Senate Leaders Meet With Ethics Panel on Burris Probe
By Paul Kane
The Senate's top leaders met with the ethics committee today for interviews in the panel's burgeoning probe of Roland Burris's testimony before a state legislative committee days before he was granted his appointment to the seat vacated by President Obama.
Majority Leader Harry M. Reid (D-Nev.) and Majority Whip Richard J. Durbin (D-Ill.), who met with Burris a day before his testimony before the Illinois legislature in its impeachment inquiry of then-Gov. Rod Blagojevich, met with the ethics committee to discuss their interactions with Burris (D-Ill.) during his effort to secure the Senate appointment. Reid's office declined to comment on an ongoing investigation by the ethics committee.
Durbin acknowledged the interview and added that he also appeared before a local prosecutor who is investigating whether Burris told the truth in sworn affidavits and in testimony that he had no contact with Blagojevich or his advisers in relation to political fundraising requests before he was appointed. In early February Burris filed updated affidavits amending his prior statements to say he had spoken with Blagojevich's brother and other confidants of the governor, and that he had been asked to make donations and raise money for the governor.
"He has pledged his full cooperation with the ongoing investigations," said Jim O'Connor, spokesman for Burris.

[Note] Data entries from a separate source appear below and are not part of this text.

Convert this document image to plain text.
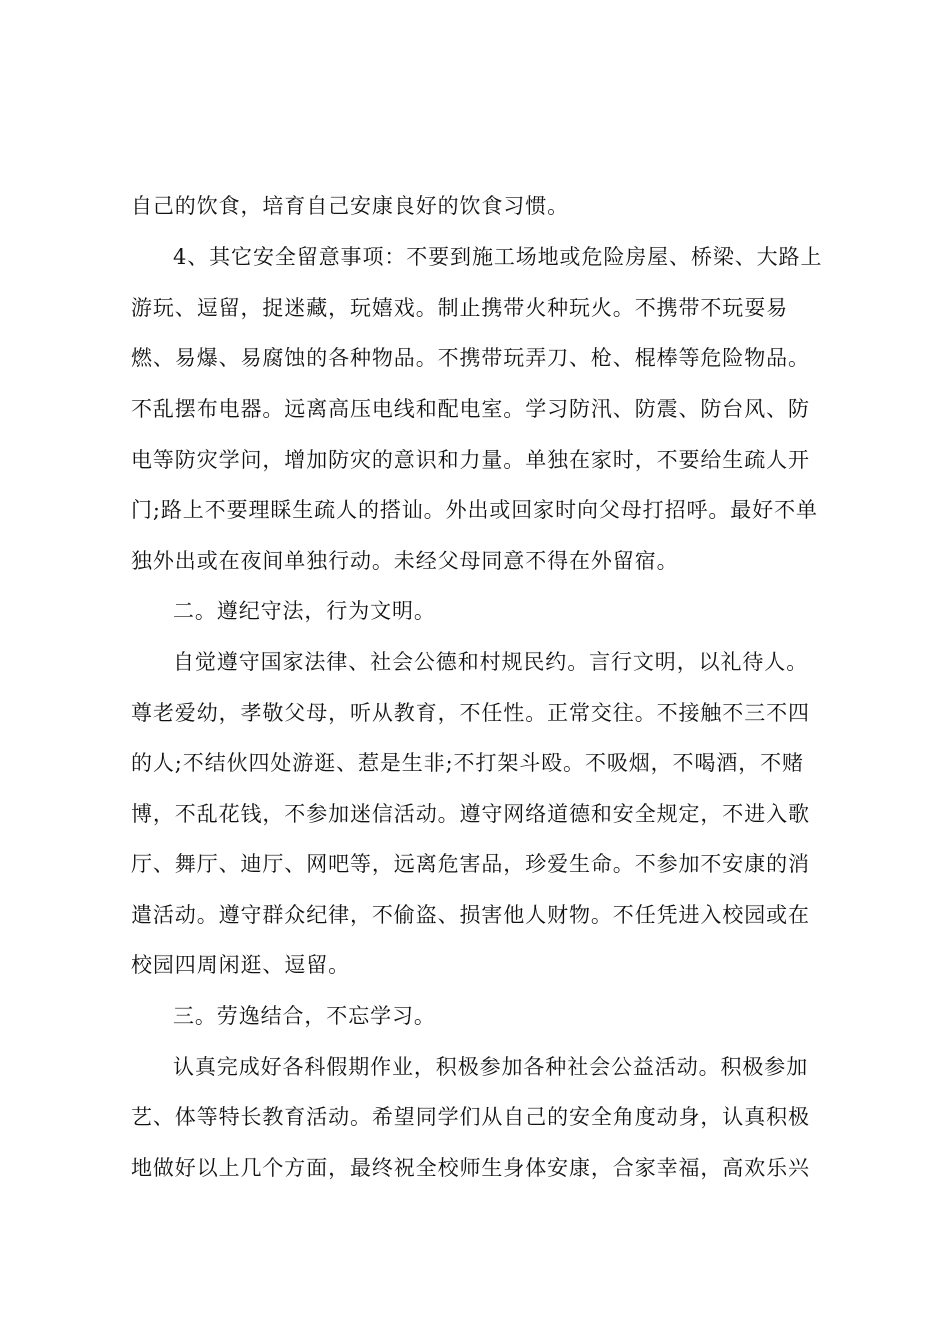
自己的饮食，培育自己安康良好的饮食习惯。
4、其它安全留意事项：不要到施工场地或危险房屋、桥梁、大路上
游玩、逗留，捉迷藏，玩嬉戏。制止携带火种玩火。不携带不玩耍易
燃、易爆、易腐蚀的各种物品。不携带玩弄刀、枪、棍棒等危险物品。
不乱摆布电器。远离高压电线和配电室。学习防汛、防震、防台风、防
电等防灾学问，增加防灾的意识和力量。单独在家时，不要给生疏人开
门;路上不要理睬生疏人的搭讪。外出或回家时向父母打招呼。最好不单
独外出或在夜间单独行动。未经父母同意不得在外留宿。
二。遵纪守法，行为文明。
自觉遵守国家法律、社会公德和村规民约。言行文明，以礼待人。
尊老爱幼，孝敬父母，听从教育，不任性。正常交往。不接触不三不四
的人;不结伙四处游逛、惹是生非;不打架斗殴。不吸烟，不喝酒，不赌
博，不乱花钱，不参加迷信活动。遵守网络道德和安全规定，不进入歌
厅、舞厅、迪厅、网吧等，远离危害品，珍爱生命。不参加不安康的消
遣活动。遵守群众纪律，不偷盗、损害他人财物。不任凭进入校园或在
校园四周闲逛、逗留。
三。劳逸结合，不忘学习。
认真完成好各科假期作业，积极参加各种社会公益活动。积极参加
艺、体等特长教育活动。希望同学们从自己的安全角度动身，认真积极
地做好以上几个方面，最终祝全校师生身体安康，合家幸福，高欢乐兴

The interviews of Reid and Durbin, first reported in Roll Call, indicated the usually glacial ethics committee is moving at a rapid pace in its investigation of Burris. It is also a highly unusual action to require the Senate's top officials to be interviewed behind closed doors in such a probe, but their testimony could be critical to proving the potential motive behind the alleged misstatements by Burris.
Federal prosecutors have charged that Blagojevich was effectively selling off the appointment to replace Obama, who resigned his Senate seat in mid-November, shortly after winning the presidential election. Wiretaps revealed discussions among Blagojevich and top advisers discussing what he could get from potential appointees in exchange for the seat, and in early December FBI agents arrested him in an early-morning raid on his Chicago home.
When Blagojevich refused to resign and appointed Burris to the seat, Reid and Durbin initially tried to block the appointment, suggesting any selection by the alleged criminal governor would be tainted. But Burris's name had never come up during the tapes that became public, and -- as a former state attorney general -- he had a public reputation that was ethically upstanding.
Reversing course, Reid and Durbin held a closed-door meeting with Burris in the majority leader's office to discuss his potential appointment. Afterward, Durbin told reporters that one condition for the appointment was Burris going to Springfield and testifying "completely" about his interactions with Blagojevich -- believing that Burris had never been asked to raise money around the time he was seeking the appointment.
Shortly after his appearance in Springfield, Burris was sworn into the Senate by outgoing Vice President Cheney.
Since the revelations that Burris was asked to raise money for Blagojevich, Durbin has suggested he resign, a request that Burris has rejected.
Here's the full statement from Durbin:
DURBIN STATEMENT ON THE INVESTIGATION OF SENATOR ROLAND BURRIS
[WASHINGTON, D.C.] - U.S. Senator Dick Durbin (D-IL) issued the following statement today after speaking with members of the Select Committee on Ethics regarding the on-going investigation of Senator Roland Burris (D-IL). Last week, Durbin also spoke with Sangamon County State's Attorney, John Schmidt, regarding his investigation of Senator Burris:
"At the request of the Ethics Committee, I met with them today to assist in that panel's investigation of Senator Roland Burris."
"Last week, at his request, I met with Sangamon County State's Attorney John Schmidt who is reviewing the affidavits and other materials associated with Senator Burris' testimony before the Illinois House Impeachment panel to determine if criminal charges are warranted."
"In both instances, I shared my recollection of events leading up to and following Senator Burris' appointment to the Senate."
"Senator Burris deserves a fair and impartial investigation; the people of Illinois deserve to know the truth. And everyone deserves that this matter be brought to a timely conclusion.
So as not to interfere with the two ongoing investigations, I will not be commenting further on the substance of my conversations with the Ethics Committee or the State's Attorney."